Retain your customers
Maintaining a strong relationship with your customers is always important, but it is especially important in a time of crisis. Your customers need to know they can trust that your business will be available when you say it will.
Should a crisis occur, being proactive, clearly communicating with your customers, providing updates, and offering solutions can enhance your customer relationship, increase customer loyalty, and help retain your customer base.
Loyal customers pay attention to their favorite businesses in the news or through social media. Managing these communications about your business is key to staying relevant and connected with your customers.
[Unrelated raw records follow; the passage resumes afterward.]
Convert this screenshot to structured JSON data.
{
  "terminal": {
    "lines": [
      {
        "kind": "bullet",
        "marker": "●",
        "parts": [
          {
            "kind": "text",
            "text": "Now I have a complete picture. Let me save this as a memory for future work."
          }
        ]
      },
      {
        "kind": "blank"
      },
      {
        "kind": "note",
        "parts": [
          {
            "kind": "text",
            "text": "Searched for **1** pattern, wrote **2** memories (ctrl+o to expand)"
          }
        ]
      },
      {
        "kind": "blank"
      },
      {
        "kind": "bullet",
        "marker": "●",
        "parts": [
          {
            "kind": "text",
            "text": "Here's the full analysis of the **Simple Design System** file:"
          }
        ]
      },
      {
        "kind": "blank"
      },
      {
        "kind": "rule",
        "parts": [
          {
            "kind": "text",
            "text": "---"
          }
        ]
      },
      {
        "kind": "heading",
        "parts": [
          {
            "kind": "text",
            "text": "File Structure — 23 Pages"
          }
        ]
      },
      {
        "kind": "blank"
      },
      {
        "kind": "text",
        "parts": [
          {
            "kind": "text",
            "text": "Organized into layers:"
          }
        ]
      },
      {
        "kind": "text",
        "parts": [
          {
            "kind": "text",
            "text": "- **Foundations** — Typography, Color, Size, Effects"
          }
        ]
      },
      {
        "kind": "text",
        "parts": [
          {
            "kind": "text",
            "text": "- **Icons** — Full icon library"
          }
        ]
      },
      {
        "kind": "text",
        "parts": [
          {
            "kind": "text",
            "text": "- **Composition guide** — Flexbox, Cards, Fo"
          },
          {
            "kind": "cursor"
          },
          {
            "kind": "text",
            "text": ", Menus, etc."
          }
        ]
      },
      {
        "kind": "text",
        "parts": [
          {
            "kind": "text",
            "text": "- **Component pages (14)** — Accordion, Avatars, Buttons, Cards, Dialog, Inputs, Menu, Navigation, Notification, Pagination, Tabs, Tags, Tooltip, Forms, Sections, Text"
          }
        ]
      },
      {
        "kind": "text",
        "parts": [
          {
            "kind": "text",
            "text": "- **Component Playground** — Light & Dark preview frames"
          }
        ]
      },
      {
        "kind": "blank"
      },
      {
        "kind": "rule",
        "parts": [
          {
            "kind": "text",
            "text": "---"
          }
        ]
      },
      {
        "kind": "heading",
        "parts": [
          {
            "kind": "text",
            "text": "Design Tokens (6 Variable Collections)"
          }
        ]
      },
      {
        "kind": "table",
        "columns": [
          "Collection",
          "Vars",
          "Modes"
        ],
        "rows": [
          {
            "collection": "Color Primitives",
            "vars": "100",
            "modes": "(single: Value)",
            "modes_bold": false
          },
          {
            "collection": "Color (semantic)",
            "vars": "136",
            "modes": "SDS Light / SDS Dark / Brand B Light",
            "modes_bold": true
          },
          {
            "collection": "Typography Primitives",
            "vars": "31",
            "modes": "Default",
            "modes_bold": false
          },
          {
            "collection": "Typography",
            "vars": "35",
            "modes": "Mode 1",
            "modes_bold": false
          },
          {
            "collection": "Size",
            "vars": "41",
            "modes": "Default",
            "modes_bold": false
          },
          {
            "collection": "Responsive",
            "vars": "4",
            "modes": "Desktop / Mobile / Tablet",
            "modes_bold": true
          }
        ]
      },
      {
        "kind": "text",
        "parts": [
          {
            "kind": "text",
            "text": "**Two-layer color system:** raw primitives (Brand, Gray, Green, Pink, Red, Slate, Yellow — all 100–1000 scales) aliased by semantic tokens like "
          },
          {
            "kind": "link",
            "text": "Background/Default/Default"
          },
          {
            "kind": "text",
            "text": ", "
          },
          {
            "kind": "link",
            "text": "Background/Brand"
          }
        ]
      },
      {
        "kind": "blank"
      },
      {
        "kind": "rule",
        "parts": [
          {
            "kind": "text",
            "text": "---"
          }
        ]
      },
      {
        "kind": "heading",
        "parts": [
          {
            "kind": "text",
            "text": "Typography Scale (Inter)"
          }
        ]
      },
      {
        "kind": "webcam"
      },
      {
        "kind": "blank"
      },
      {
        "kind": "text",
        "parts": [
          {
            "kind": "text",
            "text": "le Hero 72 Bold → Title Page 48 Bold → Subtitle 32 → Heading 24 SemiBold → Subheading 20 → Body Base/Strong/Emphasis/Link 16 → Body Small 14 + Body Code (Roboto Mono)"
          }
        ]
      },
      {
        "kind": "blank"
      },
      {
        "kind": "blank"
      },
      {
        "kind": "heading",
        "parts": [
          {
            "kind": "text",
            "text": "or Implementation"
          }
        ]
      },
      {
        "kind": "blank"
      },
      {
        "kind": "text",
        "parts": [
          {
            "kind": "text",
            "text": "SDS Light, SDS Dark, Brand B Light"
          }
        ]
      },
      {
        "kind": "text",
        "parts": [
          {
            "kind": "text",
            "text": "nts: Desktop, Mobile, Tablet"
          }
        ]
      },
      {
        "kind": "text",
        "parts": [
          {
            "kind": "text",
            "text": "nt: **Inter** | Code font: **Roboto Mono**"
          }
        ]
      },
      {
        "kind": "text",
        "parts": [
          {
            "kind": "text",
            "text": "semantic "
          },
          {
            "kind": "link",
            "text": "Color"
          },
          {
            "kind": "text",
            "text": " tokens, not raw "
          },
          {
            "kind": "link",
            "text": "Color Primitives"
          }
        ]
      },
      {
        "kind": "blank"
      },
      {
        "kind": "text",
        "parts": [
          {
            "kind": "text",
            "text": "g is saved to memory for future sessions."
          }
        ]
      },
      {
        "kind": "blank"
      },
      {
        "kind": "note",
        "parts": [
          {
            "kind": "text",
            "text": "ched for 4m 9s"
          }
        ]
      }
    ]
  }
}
Support employees and team morale
Uncertainty in a time of crisis is particularly hard on employees. They may have anxiety about whether they still have a job, if they will be paid while your business is closed, and what their future looks like. Lack of communication and inadequate information can make their anxiety worse.
Let your employees be a part of the solution. Meet with them, clearly articulate the situation, and make sure they know you are considering them in your plans. Losing good employees will only make the situation for your business more challenging.
Maintain business continuity
Business planning is always important, but it is critically important in the event of a crisis. It is a good idea to keep an up-to-date list of vendors, suppliers, and regular maintenance contractors at an off-site location in case you are unable to access your building and need to reach them. It could help you maintain positive relationships with your business contacts and avoid unnecessary frustrations.
When the unexpected occurs, being prepared is going to save you in a lot of ways. Planning is good for your livelihood and your business!